Her voice is as loud and sudden as a slap. I stare at her, stunned, as she turns her face toward the veiled windows. She’s only ever yelled at me like that for asking questions about my father, whoever he’d been. Her expression hardens like a wax seal.

“Do not mention the barrier again.” She’s whispering, but her voice carries all the urgency and authority of her crown. “The king will kill you for it.”

Blood rushes to my head; the room spins again. King Grathgore has never been warm or friendly, and I know he’s dangerous, but I never thought he was a threat to me. I’m the only child of his only child, after all. I’m the heir to his throne.

“You leave tomorrow for the Kingdom of Stone and Sea,” Mother says like she’s listing off the errands we need to accomplish before the solstice celebration on Mount Victory. Then she turns back to me, and I can see she’s crying in that soft, silent way she has.

“Prince Nylian seems like a good man,” she continues. “I hope you will be happy with him.” She takes a deep breath, then pulls her back straight. “I know you will be safe.”

With that, she pulls back the curtains and throws the windows open. Thunderclouds swell in the air above the granite slopes of Mount Victory. That’s where the battle ended, according to legend. That’s where the black dragon Rensivar drove every last elf from the Kingdom of the Fall, every man, woman, and child, into the Lands Below, and that’s where he built the magical barrier to keep them sealed away forever.

Mother’s footsteps click against the stone floor as she swings open the door and leaves my room. There’s a rush of softer footfalls as one of the human servants enters, and I hear murmured instructions to begin packing my things.

I ignore the exchange. I’m still fixed on the steep granite slopes of Mount Victory. It’s not, of course, where the battle actually ended. That’s just a convenient fiction we tell every year, a nice place to focus the drama, a landmark to our own enduring significance.

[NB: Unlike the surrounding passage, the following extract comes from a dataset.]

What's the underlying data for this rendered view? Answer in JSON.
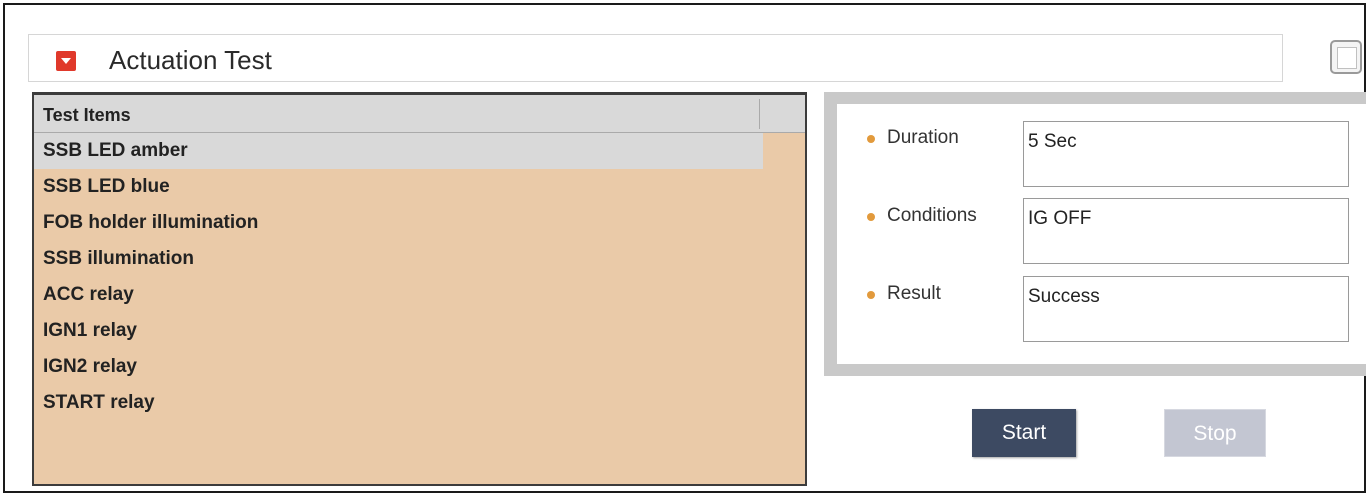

No, the war actually ended in a little canyon branching off the Dragon Pass that winds around the shoulders of Mount Victory. It’s where Mother used to take me as a child, where she taught me what that prickling sensation on my skin meant. That’s where the Kingdom of the Fall was banished, and that’s where the barrier was sealed.

I let my gaze drift from the slopes of Mount Victory to the narrow cleft between the foothills that marks the Dragon Pass, and I feel like something cold has just settled between my shoulder blades.

I know where the barrier is. I know it needs to come down.

And now, I know that I only have tonight.